On 29 December 2017, the Supreme People’s Court of China (SPC) published two judicial interpretations (Interpretations) which came into force on 1 January 2018. Both Interpretations sought to clarify and provide consistency to the judicial review process between domestic, foreign-related and foreign arbitrations in China. These Interpretations have the effect of guiding and regulating the lower Chinese courts’ judicial review process and are considered to be part of the SPC’s efforts to be seen as pro-arbitration.
The most important aspect of these Interpretations is the removal of the distinction between the different types of arbitrations in the judicial review process. Previously, only foreign-related or foreign awards were subject to this review system ie where the Intermediate People’s Court refuses to enforce or annul an award then it must obtain approval from the High People’s Court (who have jurisdiction to hear cases submitted by the Intermediate People’s Court). If the High People’s Court concurs with the determination of the Intermediate People’s Court, the award must be further reported to the SPC. With the Interpretations coming into force, regardless of the arbitration type, be it domestic, foreign-related or foreign arbitration, no annulment or refusal to enforce an arbitral award can take effect in China without the decision having been judicially reviewed by a higher court.
Perhaps recognising the potential backlog of cases and the burden that this newly established process will create, the Interpretations provide that in relation to domestic arbitrations, a review up to the level of the High People’s Courts (as opposed to the SPC) is sufficient except in two circumstances:
- if the parties in dispute are from different provinces of China;
- if grounds for the annulment or refusal of enforcement is due to the award being contrary to public policy.
Where arbitrations fall into one of the two exceptions above, then the SPC continues to be competent to finally determine the matter.
Despite the best intentions of the SPC to bring consistency to the judicial review of arbitral awards in China, the delay with the previous review system has already been subject to well-publicised criticism. It remains to be seen how much impact the Interpretations and the additional caseload will have on the efficiency of the judicial review process.
The other significant clarification provided by the Interpretations is the level of ‘party’ involvement in the judicial review process. Previously, the review process was criticised as lacking transparency and at risk that the lower courts will shift the burden of review responsibility to the higher courts.
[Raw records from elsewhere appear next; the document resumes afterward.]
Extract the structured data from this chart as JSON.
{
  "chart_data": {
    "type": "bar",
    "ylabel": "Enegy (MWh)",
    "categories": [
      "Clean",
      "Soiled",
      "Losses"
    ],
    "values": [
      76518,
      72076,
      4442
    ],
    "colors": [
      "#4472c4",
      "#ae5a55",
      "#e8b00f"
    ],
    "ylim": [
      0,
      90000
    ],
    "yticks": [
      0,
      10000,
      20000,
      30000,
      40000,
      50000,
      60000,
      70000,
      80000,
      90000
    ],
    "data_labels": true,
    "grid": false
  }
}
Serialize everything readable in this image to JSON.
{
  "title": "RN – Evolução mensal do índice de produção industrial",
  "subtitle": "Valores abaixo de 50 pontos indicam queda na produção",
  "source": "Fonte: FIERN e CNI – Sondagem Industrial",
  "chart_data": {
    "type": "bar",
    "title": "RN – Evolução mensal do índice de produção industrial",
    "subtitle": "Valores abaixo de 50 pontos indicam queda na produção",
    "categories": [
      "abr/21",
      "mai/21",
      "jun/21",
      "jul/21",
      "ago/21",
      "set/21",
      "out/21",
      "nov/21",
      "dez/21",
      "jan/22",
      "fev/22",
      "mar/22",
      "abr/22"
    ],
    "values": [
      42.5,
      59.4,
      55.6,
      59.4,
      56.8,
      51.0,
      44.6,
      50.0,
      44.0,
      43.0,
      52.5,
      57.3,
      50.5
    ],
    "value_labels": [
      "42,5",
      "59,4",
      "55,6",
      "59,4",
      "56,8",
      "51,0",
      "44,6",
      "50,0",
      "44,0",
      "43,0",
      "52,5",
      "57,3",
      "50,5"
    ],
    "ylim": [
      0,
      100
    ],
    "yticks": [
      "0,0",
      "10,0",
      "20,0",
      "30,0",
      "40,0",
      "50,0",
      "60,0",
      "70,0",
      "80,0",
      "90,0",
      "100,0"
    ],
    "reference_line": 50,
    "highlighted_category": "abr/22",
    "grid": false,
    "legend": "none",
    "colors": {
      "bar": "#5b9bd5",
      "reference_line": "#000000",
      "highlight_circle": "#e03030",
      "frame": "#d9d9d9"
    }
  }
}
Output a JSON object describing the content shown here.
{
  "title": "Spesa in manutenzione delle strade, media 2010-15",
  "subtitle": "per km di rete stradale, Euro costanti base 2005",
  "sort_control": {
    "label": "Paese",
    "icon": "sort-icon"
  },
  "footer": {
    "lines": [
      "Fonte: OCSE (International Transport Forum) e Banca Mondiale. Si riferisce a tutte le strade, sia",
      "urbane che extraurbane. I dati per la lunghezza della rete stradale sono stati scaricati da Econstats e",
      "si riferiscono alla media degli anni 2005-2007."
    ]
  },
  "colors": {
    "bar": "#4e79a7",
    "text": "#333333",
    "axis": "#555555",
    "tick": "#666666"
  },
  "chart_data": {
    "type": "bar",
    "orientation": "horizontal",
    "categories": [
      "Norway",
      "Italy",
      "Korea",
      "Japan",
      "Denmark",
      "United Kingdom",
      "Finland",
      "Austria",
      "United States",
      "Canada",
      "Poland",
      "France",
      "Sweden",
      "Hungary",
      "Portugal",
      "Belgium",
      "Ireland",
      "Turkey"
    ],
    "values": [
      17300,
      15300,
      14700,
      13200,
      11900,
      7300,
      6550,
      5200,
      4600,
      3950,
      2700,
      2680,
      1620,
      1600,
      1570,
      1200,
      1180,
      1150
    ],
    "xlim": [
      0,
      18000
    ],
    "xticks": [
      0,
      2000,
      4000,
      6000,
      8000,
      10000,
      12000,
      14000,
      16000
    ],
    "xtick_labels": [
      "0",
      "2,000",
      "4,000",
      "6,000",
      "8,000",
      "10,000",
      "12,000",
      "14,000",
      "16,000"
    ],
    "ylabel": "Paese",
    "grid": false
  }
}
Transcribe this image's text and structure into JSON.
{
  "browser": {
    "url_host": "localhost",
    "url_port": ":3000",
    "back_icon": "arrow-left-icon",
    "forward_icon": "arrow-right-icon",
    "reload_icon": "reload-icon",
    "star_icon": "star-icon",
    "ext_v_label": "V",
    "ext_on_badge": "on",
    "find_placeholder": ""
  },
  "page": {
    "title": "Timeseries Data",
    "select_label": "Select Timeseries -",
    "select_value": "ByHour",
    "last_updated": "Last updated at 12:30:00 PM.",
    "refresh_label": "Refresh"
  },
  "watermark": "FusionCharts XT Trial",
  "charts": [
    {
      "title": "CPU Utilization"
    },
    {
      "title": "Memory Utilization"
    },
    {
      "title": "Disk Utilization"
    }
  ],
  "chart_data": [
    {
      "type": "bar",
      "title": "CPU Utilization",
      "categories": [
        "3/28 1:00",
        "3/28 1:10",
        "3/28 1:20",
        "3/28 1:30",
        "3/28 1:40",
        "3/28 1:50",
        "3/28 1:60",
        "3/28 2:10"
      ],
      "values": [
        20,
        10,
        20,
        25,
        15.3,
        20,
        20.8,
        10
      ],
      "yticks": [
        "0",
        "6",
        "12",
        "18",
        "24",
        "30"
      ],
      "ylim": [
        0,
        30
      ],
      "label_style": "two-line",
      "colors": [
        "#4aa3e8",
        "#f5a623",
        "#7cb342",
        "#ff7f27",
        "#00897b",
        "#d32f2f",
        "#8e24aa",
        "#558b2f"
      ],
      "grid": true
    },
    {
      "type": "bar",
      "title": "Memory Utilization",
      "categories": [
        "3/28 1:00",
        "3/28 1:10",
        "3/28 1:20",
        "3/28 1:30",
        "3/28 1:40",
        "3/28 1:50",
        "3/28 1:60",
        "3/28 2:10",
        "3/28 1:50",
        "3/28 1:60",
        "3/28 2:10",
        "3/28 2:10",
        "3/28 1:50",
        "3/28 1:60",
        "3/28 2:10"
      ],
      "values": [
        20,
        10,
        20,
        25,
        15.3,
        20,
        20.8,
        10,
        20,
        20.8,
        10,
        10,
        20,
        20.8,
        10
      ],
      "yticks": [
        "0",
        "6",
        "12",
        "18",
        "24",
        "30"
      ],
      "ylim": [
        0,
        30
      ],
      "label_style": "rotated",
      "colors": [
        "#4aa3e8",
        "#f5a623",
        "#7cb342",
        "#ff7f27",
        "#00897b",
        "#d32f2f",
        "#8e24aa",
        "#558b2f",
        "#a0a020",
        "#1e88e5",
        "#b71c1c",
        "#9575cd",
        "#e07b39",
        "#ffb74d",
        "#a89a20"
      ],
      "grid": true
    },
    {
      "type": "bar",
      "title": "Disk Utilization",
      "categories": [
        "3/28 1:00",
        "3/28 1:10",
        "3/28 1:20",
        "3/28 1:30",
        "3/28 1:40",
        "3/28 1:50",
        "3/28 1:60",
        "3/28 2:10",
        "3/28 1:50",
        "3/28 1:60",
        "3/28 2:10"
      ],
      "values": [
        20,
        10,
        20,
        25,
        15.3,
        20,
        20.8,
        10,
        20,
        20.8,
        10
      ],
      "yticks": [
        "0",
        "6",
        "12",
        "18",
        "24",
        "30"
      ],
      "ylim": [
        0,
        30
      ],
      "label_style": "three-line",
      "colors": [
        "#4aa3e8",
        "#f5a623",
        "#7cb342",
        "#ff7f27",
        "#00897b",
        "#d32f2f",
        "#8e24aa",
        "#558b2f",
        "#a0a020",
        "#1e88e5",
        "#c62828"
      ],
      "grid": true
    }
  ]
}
The Interpretations now expressly provide that if the higher courts, in the process of review, are unclear as to certain facts related to the case then they have the ability to clarify such matters with the parties or refer the case back to the lower courts to clarify the facts before it is once again reviewed by the higher courts.
The Interpretations also set out what supporting documentation should accompany an application for judicial review. What is interesting is that the Interpretations appear to indicate that the arbitral award to accompany any application for annulment, recognition and enforcement of the same need not be ‘legalised’ (i.e. need not comply with a specific document authentication process). What is required is merely the submission of the original award, or a certified copy, along with the application. The award is to be accompanied by a Chinese translation where it is written in a foreign language. The Interpretations, therefore, seem to replace the current practice where arbitral awards, in addition to requiring to be notarised and certified by the foreign ministry of the originating country, also needed to be ‘legalised’ by the relevant Chinese embassy as the receiving country before any official use in China .
Finally, the Interpretations give guidance as to the applicable law of the arbitral agreement. This was an area fraught with difficulties under the previous system, due to different courts adopting different positions when it came to interpreting the applicable law. The Interpretations now clarify that the law governing the underlying contract will not necessarily be the applicable law. Parties must expressly state the applicable law that governs a foreign-related arbitration agreement. Where the parties are silent on the applicable law, then the law of the seat of arbitration must be adopted. If there are different interpretations as to the law at the place where the arbitration institution is located and the law at the seat of arbitration then the courts shall apply the law that is most likely to result in a valid arbitration agreement.
Any decisions of the courts in the judicial review process shall take force immediately and those decisions are not subject to review, appeal or application for a retrial unless provided otherwise by the law and judicial interpretations.
It remains to be seen whether the Interpretations will achieve the goal of promoting the healthy growth of arbitration and of alternative dispute resolution in China. However, the Interpretations have been received with cautious optimism generally and are welcomed as a positive step forward.
 China is not a signatory to The Hague Convention Abolishing the Requirement of Legalisation for Foreign Public Documents so any foreign documents meant for official use in China need to go through a legalisation (authentication) process.